Apparently rapid accumulation of roundoff errors #44

daschaich · 2021-01-27T01:45:56Z

I'm working with a student (@FelixSpr) on a pure-gauge project, and we've become puzzled by apparently rapid accumulation of roundoff errors in our code based on MILC's pg_ora (over-relaxed quasi-heatbath).

I have now set up a minimal example of this behavior in a new fork of milc_qcd, which you can see as commit 9985744 of daschaich/milc_qcd. Here, after successfully reproducing an existing 4^3x8 test in double precision on a single core (commit 19b2c53), I simply change division by z (a double) to multiplication by 1.0/z.

Despite the tiny lattice volume, after only five 'trajecs' (each with four over-relaxation steps and four quasi-heatbath steps) roundoff is visible in the printed GMES output, and within 20 trajecs this has accumulated to roughly percent-level effects in the plaquette.

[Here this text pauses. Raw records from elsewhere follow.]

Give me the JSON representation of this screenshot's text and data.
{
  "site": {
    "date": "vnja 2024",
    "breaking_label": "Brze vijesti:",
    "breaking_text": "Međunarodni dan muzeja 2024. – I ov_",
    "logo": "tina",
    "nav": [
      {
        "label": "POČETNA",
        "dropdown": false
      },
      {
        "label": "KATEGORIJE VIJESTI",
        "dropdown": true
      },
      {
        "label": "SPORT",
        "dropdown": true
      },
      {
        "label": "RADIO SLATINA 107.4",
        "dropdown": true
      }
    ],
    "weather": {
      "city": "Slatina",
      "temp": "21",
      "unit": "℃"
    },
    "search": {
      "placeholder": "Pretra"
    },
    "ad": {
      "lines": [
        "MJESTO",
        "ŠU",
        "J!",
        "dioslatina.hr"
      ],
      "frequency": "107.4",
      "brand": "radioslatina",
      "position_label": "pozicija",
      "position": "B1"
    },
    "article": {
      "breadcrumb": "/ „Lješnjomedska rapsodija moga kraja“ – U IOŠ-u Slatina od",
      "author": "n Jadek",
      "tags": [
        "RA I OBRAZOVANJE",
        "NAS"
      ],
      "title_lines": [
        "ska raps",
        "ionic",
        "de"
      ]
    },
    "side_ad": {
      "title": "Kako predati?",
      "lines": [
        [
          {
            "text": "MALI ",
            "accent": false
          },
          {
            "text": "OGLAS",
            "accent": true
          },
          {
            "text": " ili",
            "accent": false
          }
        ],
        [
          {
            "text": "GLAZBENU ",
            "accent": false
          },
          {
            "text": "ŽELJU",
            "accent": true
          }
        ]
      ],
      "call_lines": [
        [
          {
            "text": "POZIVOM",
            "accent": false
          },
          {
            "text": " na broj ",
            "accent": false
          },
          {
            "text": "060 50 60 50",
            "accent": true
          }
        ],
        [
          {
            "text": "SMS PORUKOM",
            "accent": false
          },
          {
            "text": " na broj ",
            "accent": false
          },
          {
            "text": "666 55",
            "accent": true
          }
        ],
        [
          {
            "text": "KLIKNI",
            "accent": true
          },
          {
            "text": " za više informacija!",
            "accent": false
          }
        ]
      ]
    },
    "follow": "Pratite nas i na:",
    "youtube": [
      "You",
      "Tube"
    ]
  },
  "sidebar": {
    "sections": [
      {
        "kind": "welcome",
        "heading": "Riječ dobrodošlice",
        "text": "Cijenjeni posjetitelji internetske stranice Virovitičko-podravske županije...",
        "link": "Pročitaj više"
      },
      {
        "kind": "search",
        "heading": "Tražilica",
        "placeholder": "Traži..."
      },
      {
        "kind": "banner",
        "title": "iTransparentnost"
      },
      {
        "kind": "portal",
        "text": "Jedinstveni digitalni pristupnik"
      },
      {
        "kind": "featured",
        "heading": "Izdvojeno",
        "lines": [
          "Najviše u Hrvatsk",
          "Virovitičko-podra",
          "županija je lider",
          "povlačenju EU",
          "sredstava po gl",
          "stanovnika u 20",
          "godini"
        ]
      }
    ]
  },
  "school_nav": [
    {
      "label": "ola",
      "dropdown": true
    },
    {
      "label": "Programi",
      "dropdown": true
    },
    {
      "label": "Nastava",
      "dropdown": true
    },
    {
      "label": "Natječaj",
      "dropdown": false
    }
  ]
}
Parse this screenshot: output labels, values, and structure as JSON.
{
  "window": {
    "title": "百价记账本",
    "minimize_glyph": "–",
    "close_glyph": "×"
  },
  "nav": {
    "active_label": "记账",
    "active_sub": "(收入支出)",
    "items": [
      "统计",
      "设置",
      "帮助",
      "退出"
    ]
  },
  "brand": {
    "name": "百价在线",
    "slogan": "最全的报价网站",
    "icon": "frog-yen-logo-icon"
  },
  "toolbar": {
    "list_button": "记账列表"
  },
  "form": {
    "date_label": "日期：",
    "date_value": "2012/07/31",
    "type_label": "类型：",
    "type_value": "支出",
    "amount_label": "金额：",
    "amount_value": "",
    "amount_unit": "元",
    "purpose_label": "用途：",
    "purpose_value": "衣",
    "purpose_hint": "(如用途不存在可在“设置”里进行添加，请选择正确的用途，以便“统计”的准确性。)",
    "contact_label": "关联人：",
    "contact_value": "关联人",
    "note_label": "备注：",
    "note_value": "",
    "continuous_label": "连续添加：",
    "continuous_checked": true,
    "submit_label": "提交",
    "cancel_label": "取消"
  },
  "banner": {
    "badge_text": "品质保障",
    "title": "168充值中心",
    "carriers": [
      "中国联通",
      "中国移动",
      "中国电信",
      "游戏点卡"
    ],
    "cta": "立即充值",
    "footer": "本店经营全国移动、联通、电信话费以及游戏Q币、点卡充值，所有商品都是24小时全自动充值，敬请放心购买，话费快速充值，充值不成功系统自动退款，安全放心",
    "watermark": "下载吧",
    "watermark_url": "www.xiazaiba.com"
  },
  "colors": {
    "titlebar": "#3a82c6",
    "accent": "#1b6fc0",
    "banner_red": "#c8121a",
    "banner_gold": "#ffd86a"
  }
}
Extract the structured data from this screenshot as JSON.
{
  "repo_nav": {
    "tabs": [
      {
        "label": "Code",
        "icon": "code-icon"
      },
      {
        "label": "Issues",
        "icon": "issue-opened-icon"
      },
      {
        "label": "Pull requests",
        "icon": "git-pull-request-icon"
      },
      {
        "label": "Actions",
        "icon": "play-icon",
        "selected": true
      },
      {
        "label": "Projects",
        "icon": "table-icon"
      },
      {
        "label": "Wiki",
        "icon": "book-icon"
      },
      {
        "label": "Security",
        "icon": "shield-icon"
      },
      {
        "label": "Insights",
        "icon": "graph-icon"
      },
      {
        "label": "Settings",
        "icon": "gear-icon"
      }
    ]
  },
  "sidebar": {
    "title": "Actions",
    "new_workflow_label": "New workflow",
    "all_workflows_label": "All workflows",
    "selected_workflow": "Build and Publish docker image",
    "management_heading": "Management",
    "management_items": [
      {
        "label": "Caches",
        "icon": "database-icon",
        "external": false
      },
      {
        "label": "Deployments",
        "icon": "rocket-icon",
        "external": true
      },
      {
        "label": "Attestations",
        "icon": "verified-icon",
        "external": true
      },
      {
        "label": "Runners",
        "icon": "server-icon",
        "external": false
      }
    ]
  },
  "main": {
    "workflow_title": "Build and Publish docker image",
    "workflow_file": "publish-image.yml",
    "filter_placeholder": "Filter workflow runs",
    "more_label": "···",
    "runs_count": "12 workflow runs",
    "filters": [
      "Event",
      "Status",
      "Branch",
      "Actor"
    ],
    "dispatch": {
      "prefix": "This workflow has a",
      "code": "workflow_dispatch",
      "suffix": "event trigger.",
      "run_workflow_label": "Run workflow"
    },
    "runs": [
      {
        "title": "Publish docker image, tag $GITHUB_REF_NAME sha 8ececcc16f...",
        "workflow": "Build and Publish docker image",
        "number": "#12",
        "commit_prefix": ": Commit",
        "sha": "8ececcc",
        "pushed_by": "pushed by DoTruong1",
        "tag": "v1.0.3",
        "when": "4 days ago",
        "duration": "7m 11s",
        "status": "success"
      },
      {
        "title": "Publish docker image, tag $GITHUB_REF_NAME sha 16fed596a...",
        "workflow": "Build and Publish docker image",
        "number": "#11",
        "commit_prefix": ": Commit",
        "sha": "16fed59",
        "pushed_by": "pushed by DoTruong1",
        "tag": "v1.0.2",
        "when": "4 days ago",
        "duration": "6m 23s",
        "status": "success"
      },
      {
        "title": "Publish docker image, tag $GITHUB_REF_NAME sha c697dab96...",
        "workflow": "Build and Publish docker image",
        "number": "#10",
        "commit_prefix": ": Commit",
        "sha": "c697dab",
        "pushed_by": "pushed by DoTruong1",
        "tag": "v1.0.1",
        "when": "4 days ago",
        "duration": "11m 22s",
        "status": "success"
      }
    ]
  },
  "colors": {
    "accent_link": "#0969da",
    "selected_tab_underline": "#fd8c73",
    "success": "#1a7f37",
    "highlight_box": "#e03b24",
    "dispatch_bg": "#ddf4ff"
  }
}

In earlier tests using our own code that show this behavior, I have checked that this division-to-multiplication step itself produces changes only at the 1e-16 level I would expect in double precision. I have also checked that turning off the over-relaxation steps reduces but doesn't completely remove this roundoff accumulation.

So it looks as though there is some aspect of the pg_ora program that is causing machine-precision roundoff errors to be rapidly blown up by many orders of magnitude. I find this surprising, but I haven't done much prior work with this algorithm. Is this the expected behavior? If not, can you think of any likely culprit(s) deserving more scrutiny? I'll ping @weberjo8 since you seem to have been working on the pure-gauge code relatively recently.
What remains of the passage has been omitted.